Hermanos, estamos ante una exigencia de fe, como Diócesis o presbiterios, como comunidades religiosas, debemos vivir de acuerdo al mandamiento del amor, como comunidades parroquiales o grupos apostólicos, debemos cuestionarnos
¿cómo vivimos el mandamiento de Jesús? Sólo así daremos testimonio de que somos verdaderos discípulos suyos, de lo contrario serán palabras carentes de sentido.
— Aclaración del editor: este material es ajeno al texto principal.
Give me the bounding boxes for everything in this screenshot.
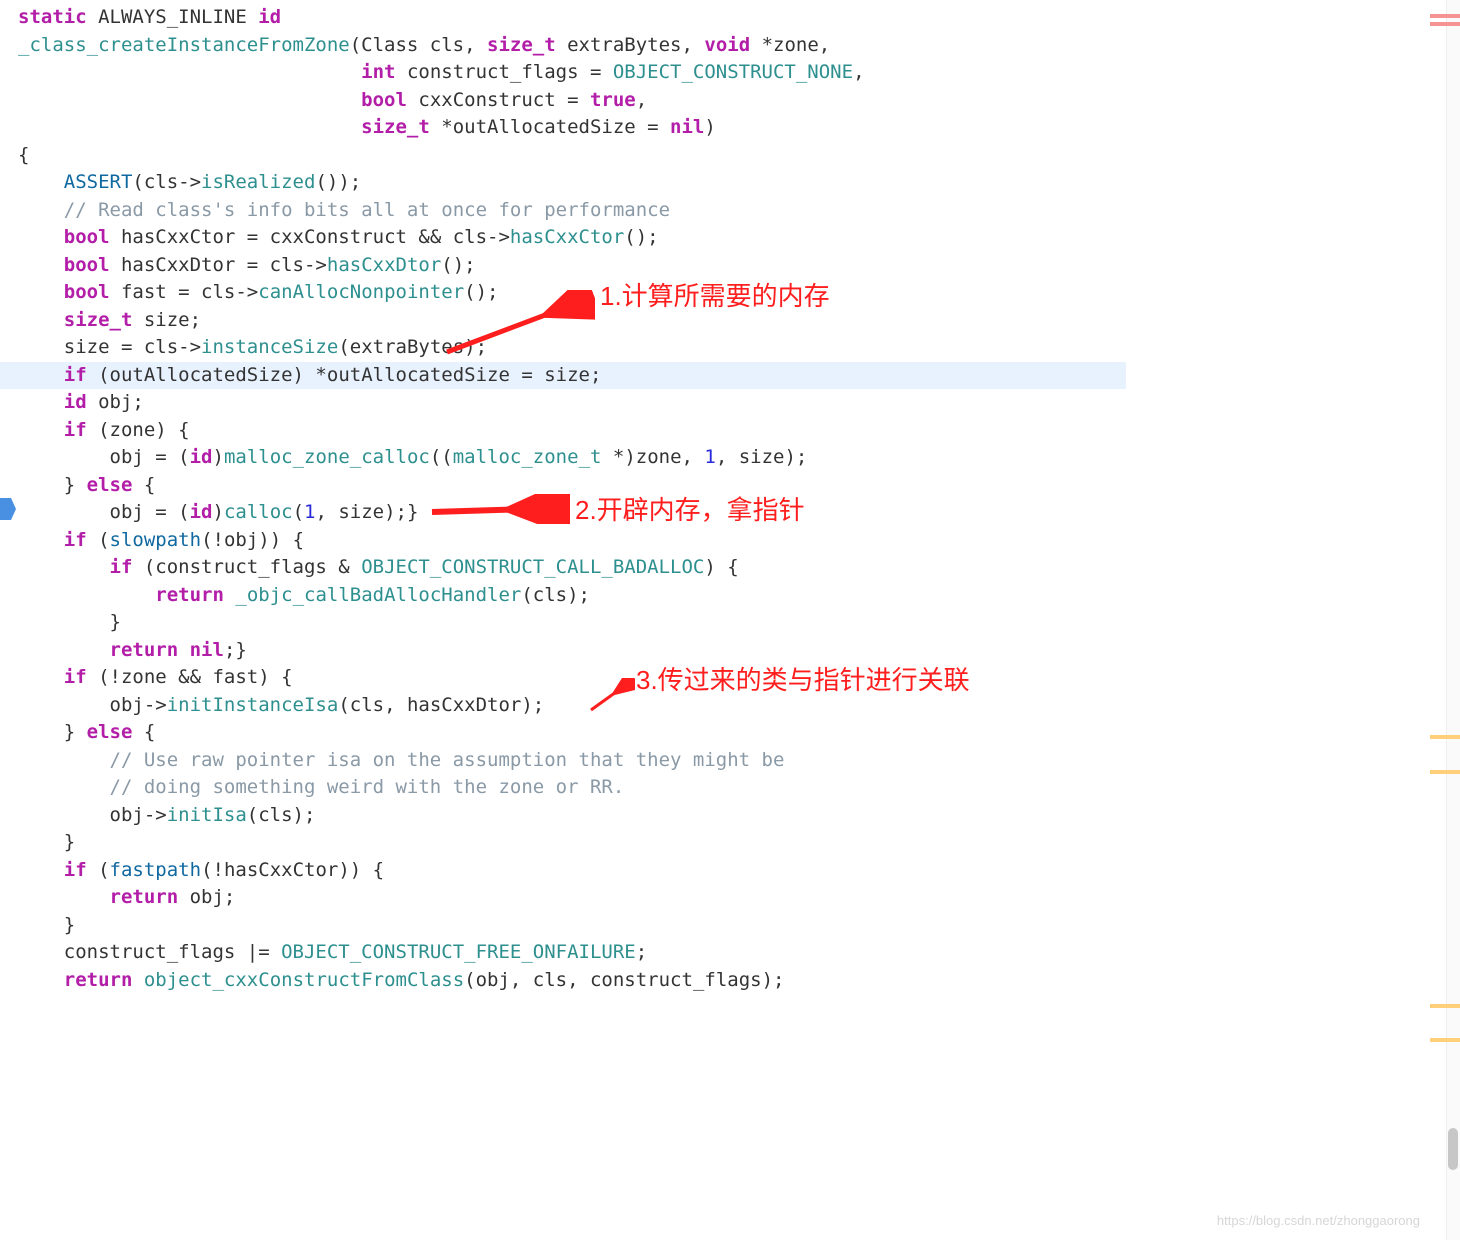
code-line: size_t size; xyxy=(0,307,1126,335)
code-line: obj = (id)calloc(1, size);} xyxy=(0,499,1126,527)
code-line: bool cxxConstruct = true, xyxy=(0,87,1126,115)
code-line: } xyxy=(0,829,1126,857)
code-line: return nil;} xyxy=(0,637,1126,665)
code-line: bool fast = cls->canAllocNonpointer(); xyxy=(0,279,1126,307)
code-line: { xyxy=(0,142,1126,170)
code-line: } xyxy=(0,912,1126,940)
scrollbar-thumb[interactable] xyxy=(1448,1128,1458,1170)
vertical-scrollbar[interactable] xyxy=(1446,0,1460,1240)
code-line: obj = (id)malloc_zone_calloc((malloc_zon… xyxy=(0,444,1126,472)
code-line: // doing something weird with the zone o… xyxy=(0,774,1126,802)
code-line: return object_cxxConstructFromClass(obj,… xyxy=(0,967,1126,995)
code-line: if (!zone && fast) { xyxy=(0,664,1126,692)
minimap-marker[interactable] xyxy=(1430,1038,1460,1042)
code-line: size = cls->instanceSize(extraBytes); xyxy=(0,334,1126,362)
code-line: if (slowpath(!obj)) { xyxy=(0,527,1126,555)
code-line: if (fastpath(!hasCxxCtor)) { xyxy=(0,857,1126,885)
code-line: } else { xyxy=(0,719,1126,747)
code-line: obj->initIsa(cls); xyxy=(0,802,1126,830)
code-line-highlighted: if (outAllocatedSize) *outAllocatedSize … xyxy=(0,362,1126,390)
watermark-text: https://blog.csdn.net/zhonggaorong xyxy=(1217,1213,1420,1228)
code-line: static ALWAYS_INLINE id xyxy=(0,4,1126,32)
code-line: return obj; xyxy=(0,884,1126,912)
code-line: obj->initInstanceIsa(cls, hasCxxDtor); xyxy=(0,692,1126,720)
minimap-marker[interactable] xyxy=(1430,22,1460,26)
code-line: // Read class's info bits all at once fo… xyxy=(0,197,1126,225)
code-line: int construct_flags = OBJECT_CONSTRUCT_N… xyxy=(0,59,1126,87)
minimap-marker[interactable] xyxy=(1430,14,1460,18)
code-line: id obj; xyxy=(0,389,1126,417)
code-line: bool hasCxxDtor = cls->hasCxxDtor(); xyxy=(0,252,1126,280)
code-line: // Use raw pointer isa on the assumption… xyxy=(0,747,1126,775)
code-line: } xyxy=(0,609,1126,637)
code-line: return _objc_callBadAllocHandler(cls); xyxy=(0,582,1126,610)
code-line: } else { xyxy=(0,472,1126,500)
code-line: _class_createInstanceFromZone(Class cls,… xyxy=(0,32,1126,60)
code-editor[interactable]: static ALWAYS_INLINE id _class_createIns… xyxy=(0,0,1126,1240)
code-line: ASSERT(cls->isRealized()); xyxy=(0,169,1126,197)
code-line: construct_flags |= OBJECT_CONSTRUCT_FREE… xyxy=(0,939,1126,967)
code-line: if (construct_flags & OBJECT_CONSTRUCT_C… xyxy=(0,554,1126,582)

Hermanos, pensemos, en la comunidad de Jesús no hay enemigos, porque los miembros de su comunidad, se aman los unos a los otros. La comunidad de discípulos construye el reino de Dios, amándose los unos a los otros, como Jesús ama. Recordemos, la gloria de Jesús, el mejor signo de su vida y el mejor eco de su verdad es, que nosotros sus discípulos nos amemos los unos a los otros, tomando como referencia, el amor con que Jesús ama a todos.
Hermanos, el amor no se pierde, no se pierde el amor que damos y el dolor con que en ocasiones se reviste el amor, para ofrecerlo a otros. No se pierde el amor. Como el trigo enterrado que, pudriéndose da vida, toda pisca de amor ofrecida, engendra bien, aporta bien, abre futuro; porque creemos que el amor da sentido y plenitud a lo humano. Sigamos anunciando el Evangelio, porque es lo que Jesús nos pidió. El Resucitado nos anima y nos acompaña, anunciemos a todos la Buena Nueva.
Les bendigo a todos, en el nombre del Padre, y del Hijo, y del Espíritu Santo.
¡Felices Pascuas de Resurrección! para todos.